Our previous work showed that the PARP-1 inhibitor Olaparib causes both hypersensitivity of BRCA1+/- cells following exposure to gamma radiation due to the persistence of DNA strand breaks in cells, measured by the DNA damage biomarker γ-H2AX. Therefore dual treatment of cancers with radiotherapy and PARP1 inhibition may lead to cases of increased normal tissue toxicity in cancer patients.

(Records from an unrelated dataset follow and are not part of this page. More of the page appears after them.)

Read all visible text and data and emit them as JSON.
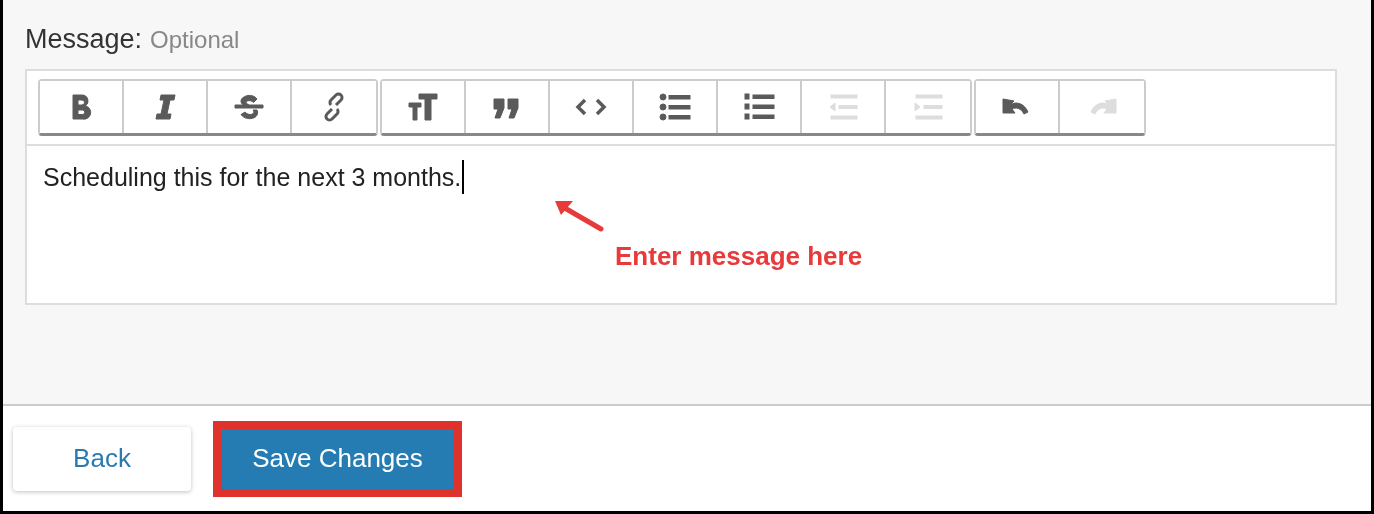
{
  "message_label": {
    "title": "Message:",
    "hint": "Optional"
  },
  "toolbar": {
    "groups": [
      {
        "buttons": [
          {
            "kind": "bold",
            "disabled": false
          },
          {
            "kind": "italic",
            "disabled": false
          },
          {
            "kind": "strike",
            "disabled": false
          },
          {
            "kind": "link",
            "disabled": false
          }
        ]
      },
      {
        "buttons": [
          {
            "kind": "heading",
            "disabled": false
          },
          {
            "kind": "quote",
            "disabled": false
          },
          {
            "kind": "code",
            "disabled": false
          },
          {
            "kind": "bullets",
            "disabled": false
          },
          {
            "kind": "numbers",
            "disabled": false
          },
          {
            "kind": "outdent",
            "disabled": true
          },
          {
            "kind": "indent",
            "disabled": true
          }
        ]
      },
      {
        "buttons": [
          {
            "kind": "undo",
            "disabled": false
          },
          {
            "kind": "redo",
            "disabled": true
          }
        ]
      }
    ]
  },
  "editor": {
    "value": "Scheduling this for the next 3 months."
  },
  "callout": "Enter message here",
  "buttons": [
    {
      "label": "Back",
      "kind": "secondary",
      "highlighted": false
    },
    {
      "label": "Save Changes",
      "kind": "primary",
      "highlighted": true
    }
  ]
}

In this study we exposed two normal lymphoblastoid cell lines and three heterozygous BRCA1 lymphoblastoid cell lines to the PARP-1 inhibitor Olaparib and gamma radiation and after measured BRCA1 protein expression and apoptosis levels following treatment. BRCA1 protein foci analysis was performed on cells exposed to 2 Gy radiation in the presence or absence of 5 μM Olaparib. Using immunofluorescence and imaging flow cytometry, foci were measured in untreated cells and at 0.5, 3, 5 and 24 hours post-irradiation. Exposing normal and BRCA1+/- cells to Olaparib followed by gamma radiation results in a dramatic change in BRCA1 protein foci expression, with a significant reduction in BRCA1 protein expression observed in the heterozygote cells, together with an increase in apoptosis levels in these cells.

In conclusion, combining PARP1 inhibitors with radiotherapy in treating of BRCA1-related cancers has clinical relevance, however this study and our previous publications serve to highlight the potential problems of increased side effects in these scenarios.